Pour être un bon journaliste, il faut être très curieux, avoir envie d'aller vers les autres. Il faut aussi aimer l'écriture. Surtout il ne faut pas avoir peur du conflit. La timidité n'est pas handicapante. Pour ce métier, il faut réussir à combiner la vie privée avec la vie professionnelle. La famille est là pour nous aider.
Comment se passe la production du journal Sud Ouest ?
Le matin quand on arrive au siège du Sud Ouest à Saint Jean de Luz, je discute avec mes collègues : conférence de rédaction. Durant la journée je prends des rendez-vous et je me rends sur des lieux divers. Le soir quand je rentre au siège, je rédige mes articles pour ensuite les envoyer aux alentours de 22h à Bordeaux où se déroule l'impression des journaux. Très tôt le matin, ils partent de Bordeaux et sont distribués.
Comment se compose le jounal Sud Ouest ?
Le journal se compose de deux parties : une partie rouge qui est la même dans tous les journaux du Sud Ouest et une autre partie bleue qui regroupe tout le Pays Basque.
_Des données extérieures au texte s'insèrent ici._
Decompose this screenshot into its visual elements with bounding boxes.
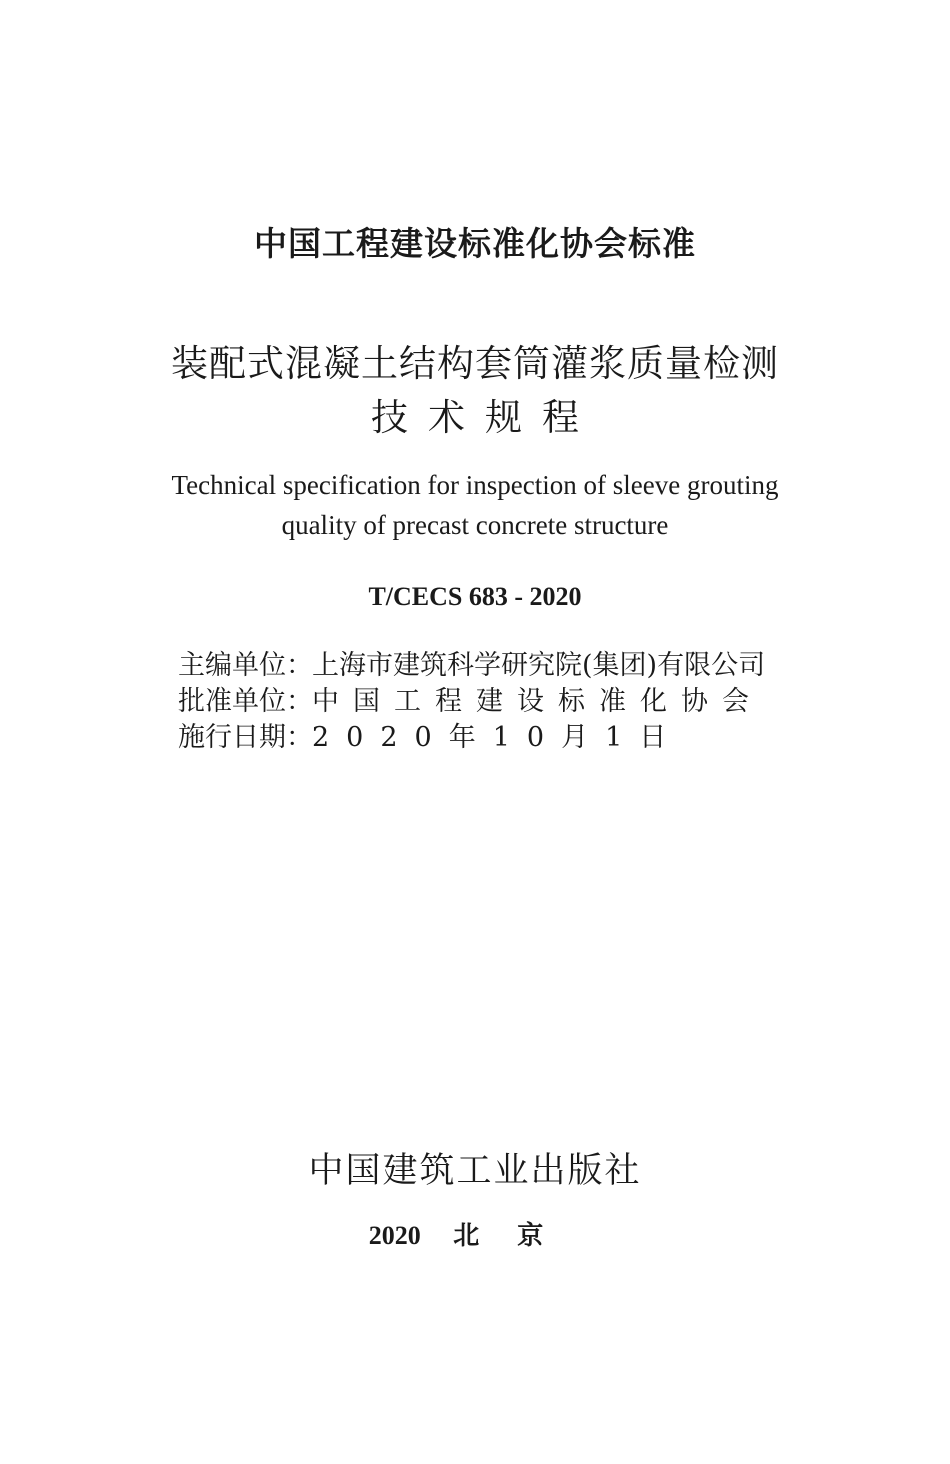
standard-series: 中国工程建设标准化协会标准 bbox=[254, 224, 696, 263]
date-label: 施行日期： bbox=[178, 722, 313, 753]
approver-label: 批准单位： bbox=[178, 686, 313, 717]
date-value: 2020年10月1日 bbox=[312, 722, 684, 753]
title-en-line2: quality of precast concrete structure bbox=[281, 510, 669, 540]
publisher-name: 中国建筑工业出版社 bbox=[308, 1151, 642, 1191]
editor-value: 上海市建筑科学研究院(集团)有限公司 bbox=[312, 650, 766, 681]
publish-year: 2020 bbox=[368, 1221, 421, 1250]
info-block bbox=[178, 648, 778, 756]
approver-value: 中国工程建设标准化协会 bbox=[312, 686, 763, 717]
publish-city: 北京 bbox=[453, 1221, 582, 1250]
approver-row bbox=[178, 684, 778, 720]
title-en-line1: Technical specification for inspection of sleeve grouting bbox=[171, 470, 779, 500]
title-zh-line1: 装配式混凝土结构套筒灌浆质量检测 bbox=[171, 342, 779, 385]
standard-code: T/CECS 683 - 2020 bbox=[368, 582, 582, 611]
editor-row bbox=[178, 648, 778, 684]
title-zh-line2: 技术规程 bbox=[371, 396, 599, 439]
date-row bbox=[178, 720, 778, 756]
publish-place bbox=[0, 1215, 950, 1252]
editor-label: 主编单位： bbox=[178, 650, 313, 681]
Dites-vous toujours la vérité dans vos articles ?
Dans mes articles, j'essaye de me rapprocher au plus près de la vérité, mais parfois cela est difficile car les gens ne comprennent pas toujours bien ce que j'écris. Je fais au mieux pour être le plus sincère possible. Dans le journal on ne peut pas tout écrire car certaines personnes nous demandent de rester dans la confidentialité.
La presse écrite est-elle touchée par la crise ?
Oui, le journal est énormément touché par la crise car aujourd'hui les gens ne vont plus acheter le journal dans les commerces, ils ont directement accès aux informations par Internet, la télévision ou bien la radio, pour les journalistes c'est une concurrence.